In this article we will look at how the cube is structured and how to setup a date dimension what is easy to work with in Tableau.
Tableau workbook, Excel data source, cube project and cube backup used in this article can be found here: Tableau Cube Demo files
I have used a quite well-known data set – at least for regular Tableau users. For this series of articles I have used the Sample –Superstore – English (Extract) that comes with Tableau 8. I have exported the data to Excel and remodeled the data in Excel to a regular star schema.
After the transformation the logical data model now looks like this:
More information on this this way of conceptual modeling can be found here: http://www.businessconceptmapping.com/
Basically we have one fact table (measure group in SSAS speak) called Sales and a number of dimensions (ovals connected directly to the fact table). Some of the dimensions have hierarchies like Date (with Month, Quarter and Year), Product (with Item, Category and Department), Customer and Geography. We have from the start five measures (Sales, Profit, COGS, Shipping Cost and Order Quantity)
On the “Dimension Usage”-tab you can see how the dimensions relates to the measure group (fact table)
The cube structure is very simple as this is sample data and all of it comes from one flat file. For handling this little amount of data a cube is truly overkill. However, in some of the future articles we will look at how we can handle more complex scenarios with a cube and Tableau.

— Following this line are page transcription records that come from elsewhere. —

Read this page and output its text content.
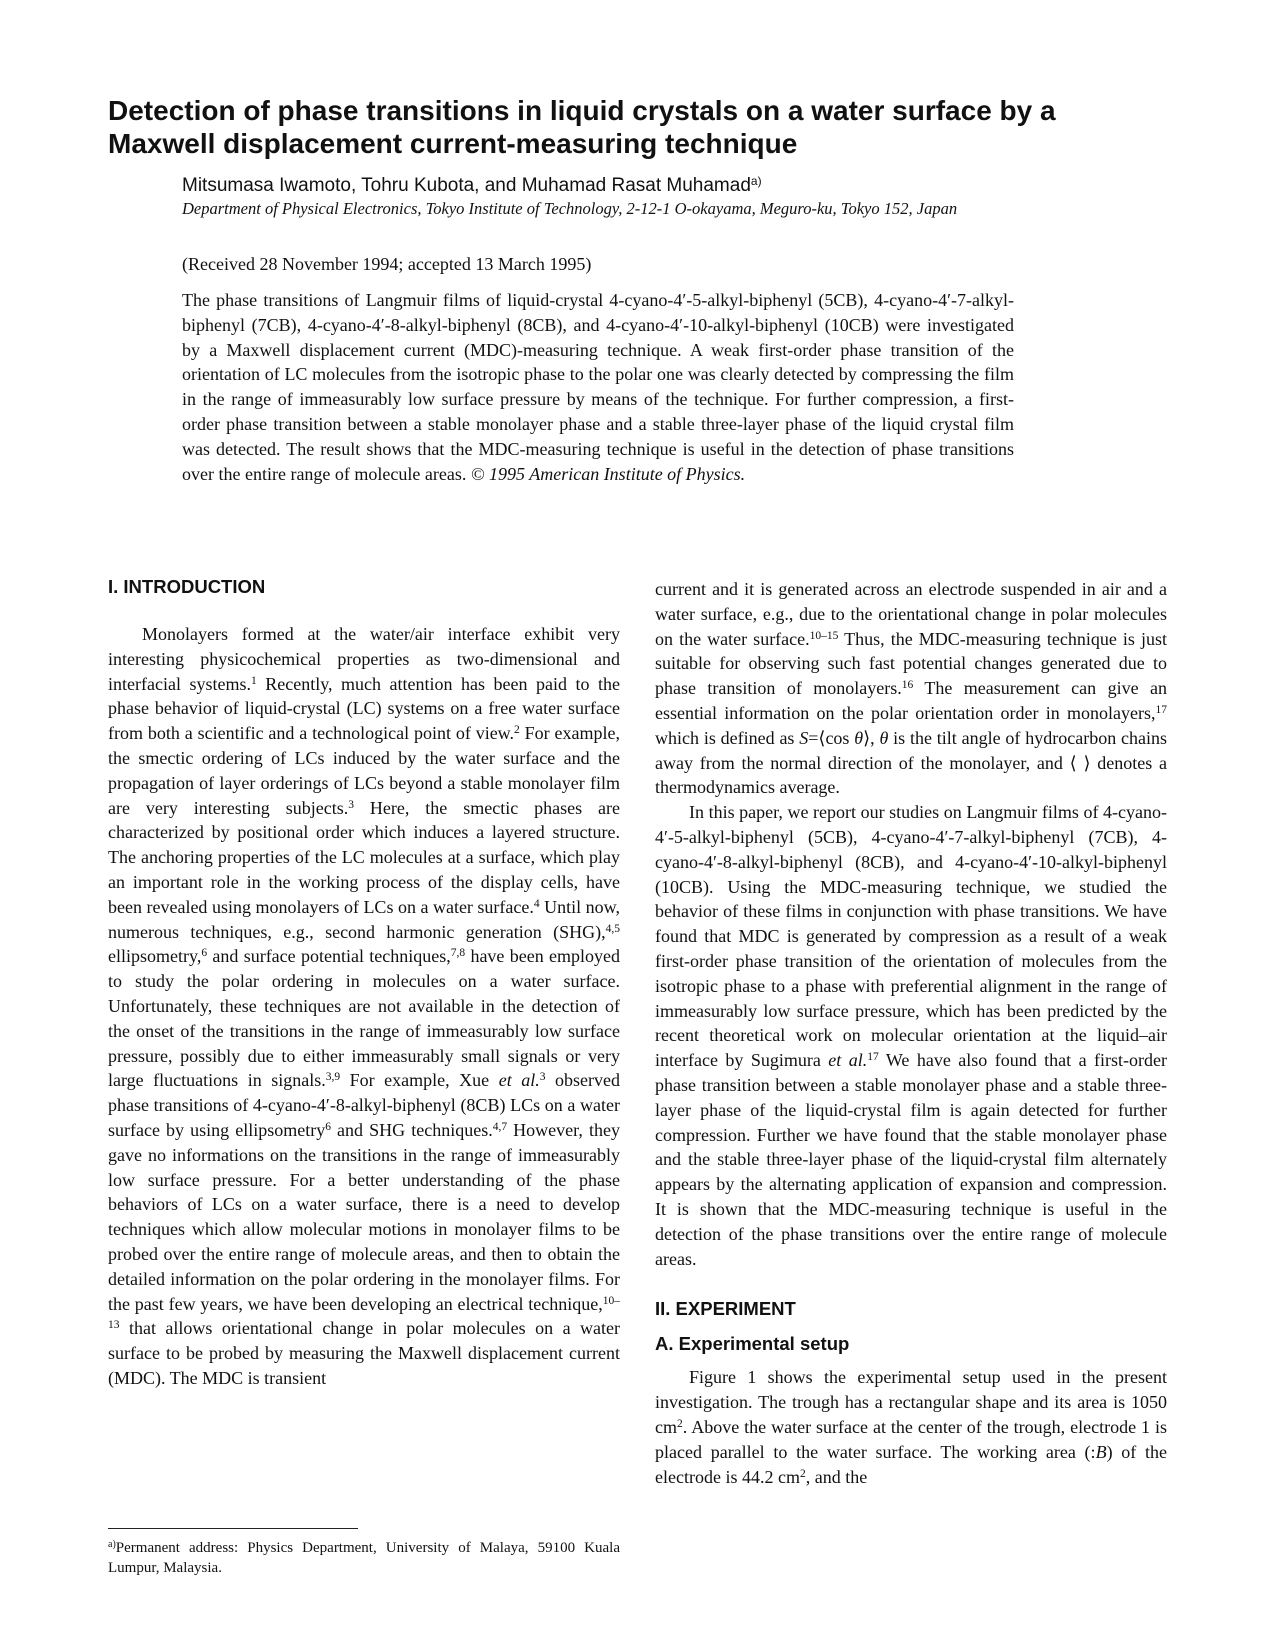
Detection of phase transitions in liquid crystals on a water surface by a Maxwell displacement current-measuring technique
Mitsumasa Iwamoto, Tohru Kubota, and Muhamad Rasat Muhamad$^{a)}$
Department of Physical Electronics, Tokyo Institute of Technology, 2-12-1 O-okayama, Meguro-ku, Tokyo 152, Japan
(Received 28 November 1994; accepted 13 March 1995)

The phase transitions of Langmuir films of liquid-crystal 4-cyano-4′-5-alkyl-biphenyl (5CB), 4-cyano-4′-7-alkyl-biphenyl (7CB), 4-cyano-4′-8-alkyl-biphenyl (8CB), and 4-cyano-4′-10-alkyl-biphenyl (10CB) were investigated by a Maxwell displacement current (MDC)-measuring technique. A weak first-order phase transition of the orientation of LC molecules from the isotropic phase to the polar one was clearly detected by compressing the film in the range of immeasurably low surface pressure by means of the technique. For further compression, a first-order phase transition between a stable monolayer phase and a stable three-layer phase of the liquid crystal film was detected. The result shows that the MDC-measuring technique is useful in the detection of phase transitions over the entire range of molecule areas. © 1995 American Institute of Physics.

I. INTRODUCTION

Monolayers formed at the water/air interface exhibit very interesting physicochemical properties as two-dimensional and interfacial systems.$^1$ Recently, much attention has been paid to the phase behavior of liquid-crystal (LC) systems on a free water surface from both a scientific and a technological point of view.$^2$ For example, the smectic ordering of LCs induced by the water surface and the propagation of layer orderings of LCs beyond a stable monolayer film are very interesting subjects.$^3$ Here, the smectic phases are characterized by positional order which induces a layered structure. The anchoring properties of the LC molecules at a surface, which play an important role in the working process of the display cells, have been revealed using monolayers of LCs on a water surface.$^4$ Until now, numerous techniques, e.g., second harmonic generation (SHG),$^{4,5}$ ellipsometry,$^6$ and surface potential techniques,$^{7,8}$ have been employed to study the polar ordering in molecules on a water surface. Unfortunately, these techniques are not available in the detection of the onset of the transitions in the range of immeasurably low surface pressure, possibly due to either immeasurably small signals or very large fluctuations in signals.$^{3,9}$ For example, Xue et al.$^3$ observed phase transitions of 4-cyano-4′-8-alkyl-biphenyl (8CB) LCs on a water surface by using ellipsometry$^6$ and SHG techniques.$^{4,7}$ However, they gave no informations on the transitions in the range of immeasurably low surface pressure. For a better understanding of the phase behaviors of LCs on a water surface, there is a need to develop techniques which allow molecular motions in monolayer films to be probed over the entire range of molecule areas, and then to obtain the detailed information on the polar ordering in the monolayer films. For the past few years, we have been developing an electrical technique,$^{10-13}$ that allows orientational change in polar molecules on a water surface to be probed by measuring the Maxwell displacement current (MDC). The MDC is transient

current and it is generated across an electrode suspended in air and a water surface, e.g., due to the orientational change in polar molecules on the water surface.$^{10-15}$ Thus, the MDC-measuring technique is just suitable for observing such fast potential changes generated due to phase transition of monolayers.$^{16}$ The measurement can give an essential information on the polar orientation order in monolayers,$^{17}$ which is defined as S=⟨cos θ⟩, θ is the tilt angle of hydrocarbon chains away from the normal direction of the monolayer, and ⟨ ⟩ denotes a thermodynamics average.

In this paper, we report our studies on Langmuir films of 4-cyano-4′-5-alkyl-biphenyl (5CB), 4-cyano-4′-7-alkyl-biphenyl (7CB), 4-cyano-4′-8-alkyl-biphenyl (8CB), and 4-cyano-4′-10-alkyl-biphenyl (10CB). Using the MDC-measuring technique, we studied the behavior of these films in conjunction with phase transitions. We have found that MDC is generated by compression as a result of a weak first-order phase transition of the orientation of molecules from the isotropic phase to a phase with preferential alignment in the range of immeasurably low surface pressure, which has been predicted by the recent theoretical work on molecular orientation at the liquid–air interface by Sugimura et al.$^{17}$ We have also found that a first-order phase transition between a stable monolayer phase and a stable three-layer phase of the liquid-crystal film is again detected for further compression. Further we have found that the stable monolayer phase and the stable three-layer phase of the liquid-crystal film alternately appears by the alternating application of expansion and compression. It is shown that the MDC-measuring technique is useful in the detection of the phase transitions over the entire range of molecule areas.

II. EXPERIMENT
A. Experimental setup

Figure 1 shows the experimental setup used in the present investigation. The trough has a rectangular shape and its area is 1050 $cm^2$. Above the water surface at the center of the trough, electrode 1 is placed parallel to the water surface. The working area (:B) of the electrode is 44.2 $cm^2$, and the

$^{a)}$Permanent address: Physics Department, University of Malaya, 59100 Kuala Lumpur, Malaysia.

You create a connection to a cube in the same as with other data sources.
Select Microsoft Analysis Services from the Data Connection tab
Enter the server name that you will connect to and press the Connect-button. (You may have to add additional user name and password – however for most scenarios you can connect using Windows Authentication)
Select the database on the server – you will only see the databases that you have permission to see. Now you can see the different cubes in the selected database. The same goes here – you can only see cubes that you have permission to. You need to highlight the cube that you want to work with before the OK-button becomes active.
Choose the cube (here Super Store Star) and press OK and now the magic begins J
The first thing that becomes apparent is that the Data-card is looking different from when you connect to an ordinary relational table, SQL-query or Excel file.
When you connect to a cube all measures and dimensions are positioned correct – there are no need to move numerical descriptions like Order ID or Customer number from measures to the dimensions. Measures are grouped nicely into display folders and Dimension-attributes are easy to navigate as they are connected to their connected to their dimensions.
One of the issues I see most often on the Tableau forums concerning cubes have to do with the data dimension.
Cubes are and entirely different beast compared to relational data and extracts. The end user has very limited options of changing anything on the cube from inside Tableau. Some of the cool stuff like automatic data hierarchies and conditional calculation will not work when you are working with a cube. However, fore more complex data structures and single version of the truth cubes is a great tool. You can be sure that the end user get the same numbers and calculations no matter the front-end tool they use on top of a cube. When you are working with cubes there are many things there are easy to do, but difficult when working with relational data.
Here is a very regular date hierarchy that enables easy drill up and down – and in this context is works more or less like the usually automatic data hierarchy that you know from relational data sources in Tableau. However, you can’t move the hierarchy to the filter shelve and get the same relative time filters that you can with date from relational data sources. That is because Tableau does not recognize the data as dates.
In order to do that we need to have an attribute that Tableau understands is a date. In the dimension that is created here we have multiple attributes that is formatted in a way that Tableau can recognize as a date.
One of the attributes formatted as a date is the attribute Date
If you use it as it is you will get the regular filter list. However, if you change the data type from Default to Date
You can use the field as a relative date filter when the data type has been changed. Notice that the icon in front of the name changed to green and a date type and the formatting of the data in the visualization changed.
Be aware that for some types of visualisations this is working fine. However, the cube is returning data at the level of your filter. This means that this filter will return 31 discrete values (one for every day of august). If you are showing data on a daily level (one row per day) then this behavior is fine but often you want to look at it at a different level like month level. If you aggregate this at the month level you will get the dreaded “Overlapping Text” warning.
What you can do is to add attributes formatted like dates on both day, month, quarter and year (named First Day of Month etc.) level like done in the demo cube.
Later I will show how to do date filtering in other ways.